Agencies need to identify brand risk tolerance to execute killer creative in 2012

Seb is Marketing Week’s agency specialist.

Risk and Reward pic

The past 12 months have not been easy. There has been eurozone turmoil, a rollercoaster ride for the stock market, the London riots in August and renewed talk of a double-dip recession as consumer confidence slides to new lows.

And according to the German chancellor, Angela Merkel, the year ahead will “undoubtedly” be harder than the last.

Given this gloom, the assumption might be that ad spend should be nose diving off a cliff. But, if the third-quarter results from WPP and the other global agency networks are anything to go by, things don’t look so bad.

WPP, owner of agencies such as Group M and Ogilvy & Mather, saw like-for-like Q3 revenues in the UK rise 6.7%, while Omnicom, which owns AMV BBDO, saw revenues increase by 10.6% year-on-year. The other big advertising holding groups such as Publicis and Havas also saw their British turnover rise in the region of 4%.

The paradox that marketing revenues are apparently rising in a tough climate suggests that brands are ramping up media spend to maintain brand awareness rather than bolstering their creative offering, as they become more averse of risk.

Unilever, Toys R Us and General Motors, all reviewed their global media accounts towards the latter of half of 2011 to tap into emerging markets during 2012.
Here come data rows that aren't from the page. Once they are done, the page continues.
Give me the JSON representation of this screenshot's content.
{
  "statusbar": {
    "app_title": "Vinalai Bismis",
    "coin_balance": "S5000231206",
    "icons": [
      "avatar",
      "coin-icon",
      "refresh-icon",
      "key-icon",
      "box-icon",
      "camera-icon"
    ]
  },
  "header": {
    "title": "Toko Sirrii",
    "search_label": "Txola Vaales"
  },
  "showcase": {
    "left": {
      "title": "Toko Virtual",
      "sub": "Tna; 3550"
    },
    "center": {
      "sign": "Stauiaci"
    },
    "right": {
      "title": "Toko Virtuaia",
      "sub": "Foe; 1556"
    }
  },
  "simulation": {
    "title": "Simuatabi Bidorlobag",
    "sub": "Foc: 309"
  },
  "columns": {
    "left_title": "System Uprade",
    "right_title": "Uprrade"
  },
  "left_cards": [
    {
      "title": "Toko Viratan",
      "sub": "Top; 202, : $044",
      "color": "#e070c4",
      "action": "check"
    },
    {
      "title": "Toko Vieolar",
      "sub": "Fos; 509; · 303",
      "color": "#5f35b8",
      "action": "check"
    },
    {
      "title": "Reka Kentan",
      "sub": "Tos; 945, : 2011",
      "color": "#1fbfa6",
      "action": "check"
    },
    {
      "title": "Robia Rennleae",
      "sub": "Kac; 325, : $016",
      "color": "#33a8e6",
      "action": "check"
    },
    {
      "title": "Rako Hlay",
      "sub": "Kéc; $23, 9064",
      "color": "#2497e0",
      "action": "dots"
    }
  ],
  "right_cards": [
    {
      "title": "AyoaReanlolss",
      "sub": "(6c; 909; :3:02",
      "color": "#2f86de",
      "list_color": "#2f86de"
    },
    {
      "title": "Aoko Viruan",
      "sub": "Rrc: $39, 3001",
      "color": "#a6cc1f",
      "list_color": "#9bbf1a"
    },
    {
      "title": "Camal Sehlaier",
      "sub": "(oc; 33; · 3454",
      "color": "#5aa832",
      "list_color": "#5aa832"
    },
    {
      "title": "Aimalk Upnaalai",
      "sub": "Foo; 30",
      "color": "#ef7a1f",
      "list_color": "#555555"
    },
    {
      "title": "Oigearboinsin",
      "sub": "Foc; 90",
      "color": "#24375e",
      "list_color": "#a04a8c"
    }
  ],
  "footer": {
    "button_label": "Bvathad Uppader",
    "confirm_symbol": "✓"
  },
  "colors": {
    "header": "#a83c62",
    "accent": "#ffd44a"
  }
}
Taking risks is incredibly difficult. With risks comes the possibility of failure and no creative team wants to fail, especially when it could mean the difference between keeping a lucrative account and having to re-pitch for it. Just look at what happened to Muller’s marketing team and ad agency TBWALondon following the launch of the “risky” “Wunderful Stuff” TV spot.

Risk tolerance is a vital aspect of any strong creative partnership between brand and agency. All the campaigns in Pitch’s ‘Most Memorable Ads of 2011’ showed this, particularly the Phones 4U “Missing Our Deals Will Haunt You” TV spots, which were investigated by the ASA for breaching CAP advertising codes. While the ads escaped censorship, there’s no denying that the public furore and media attention that ensued in the wake of the investigation kept them in the limelight better than any ad campaign could ever do.
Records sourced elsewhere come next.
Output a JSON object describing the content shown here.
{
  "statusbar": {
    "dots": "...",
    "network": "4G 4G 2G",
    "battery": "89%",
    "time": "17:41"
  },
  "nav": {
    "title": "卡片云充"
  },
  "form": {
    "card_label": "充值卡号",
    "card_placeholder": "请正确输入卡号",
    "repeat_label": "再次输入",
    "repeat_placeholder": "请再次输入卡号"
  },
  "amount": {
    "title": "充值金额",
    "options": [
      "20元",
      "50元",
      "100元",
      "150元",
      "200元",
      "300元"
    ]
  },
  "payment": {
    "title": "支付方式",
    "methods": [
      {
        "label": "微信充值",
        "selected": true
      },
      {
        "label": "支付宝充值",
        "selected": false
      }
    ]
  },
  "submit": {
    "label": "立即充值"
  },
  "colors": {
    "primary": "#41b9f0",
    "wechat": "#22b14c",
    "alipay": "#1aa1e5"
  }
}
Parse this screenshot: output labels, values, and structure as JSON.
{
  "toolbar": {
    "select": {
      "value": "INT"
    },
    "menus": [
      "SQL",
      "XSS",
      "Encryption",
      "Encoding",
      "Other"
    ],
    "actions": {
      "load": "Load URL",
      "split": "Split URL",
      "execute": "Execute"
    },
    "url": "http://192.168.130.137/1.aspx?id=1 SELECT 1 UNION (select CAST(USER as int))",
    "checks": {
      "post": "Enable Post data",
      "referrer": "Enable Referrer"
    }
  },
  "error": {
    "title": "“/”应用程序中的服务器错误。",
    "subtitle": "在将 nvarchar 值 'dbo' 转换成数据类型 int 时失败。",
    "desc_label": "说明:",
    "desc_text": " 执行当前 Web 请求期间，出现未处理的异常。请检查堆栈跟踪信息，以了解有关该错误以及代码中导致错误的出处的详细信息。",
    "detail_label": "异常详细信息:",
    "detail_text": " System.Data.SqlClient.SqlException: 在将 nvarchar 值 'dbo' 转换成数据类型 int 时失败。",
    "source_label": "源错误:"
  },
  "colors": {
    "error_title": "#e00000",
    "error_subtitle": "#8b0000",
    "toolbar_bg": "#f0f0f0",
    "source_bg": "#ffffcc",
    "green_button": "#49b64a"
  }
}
https://www.youtube.com/watch?v=N2oL_gXECtg

Successful agencies must be a place where risky thinking can thrive. In a year that will host the Olympics and the European Championships as well as the American Presidential Elections, brands will be hoping their work has the creative flair to capture the imaginations of audiences around the world.
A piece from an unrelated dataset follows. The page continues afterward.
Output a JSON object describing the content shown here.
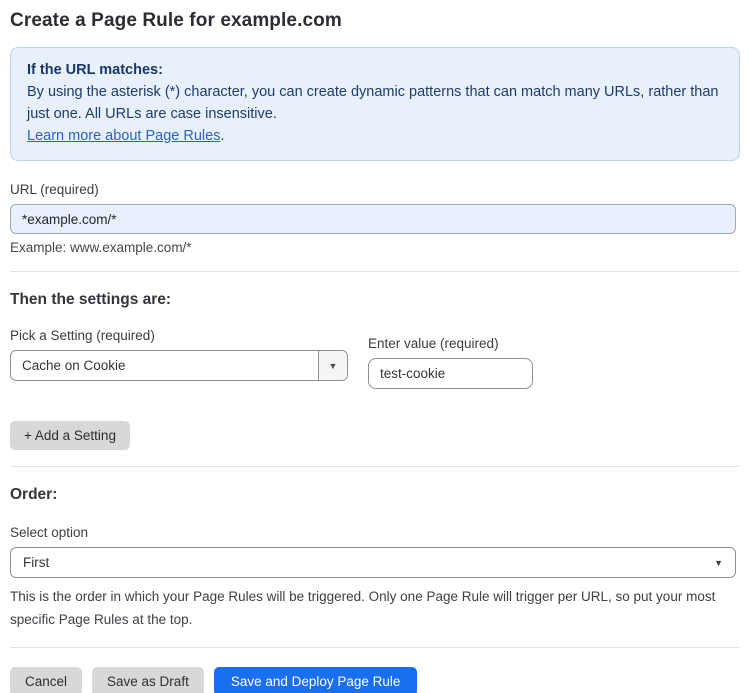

To do this effectively, agencies should stop and ask their clients about personal and organisation risk tolerance. How far does the brand want to push the envelope? Does it rely more in intuition rather than data? Asking these types of questions right at the beginning of a partnership would help clarify how far a creative team can stretch an idea and determine how likely a creative strategy is likely to see the light of day.

Agencies should stop and ask themselves the same question. Let their teams know what approaches are acceptable and have clearly defined boundaries to ensure that each member works towards the same goal.

As long as creative teams know the limits of acceptable failure, creativity will thrive.

Risk doesn’t equal creativity, but if advertisers apply a little discipline and have a candid conversation about it, the benefits would be felt across all steps of advertising; from strategy development, to creativity, right through to production.

By establishing a “public window” of acceptable risk that everyone can operate under, brands can establish which type of failure is ok and which risks they’re never willing to take.

Without the risks, brands never achieve the best rewards. it’s about the creativity. Always has been.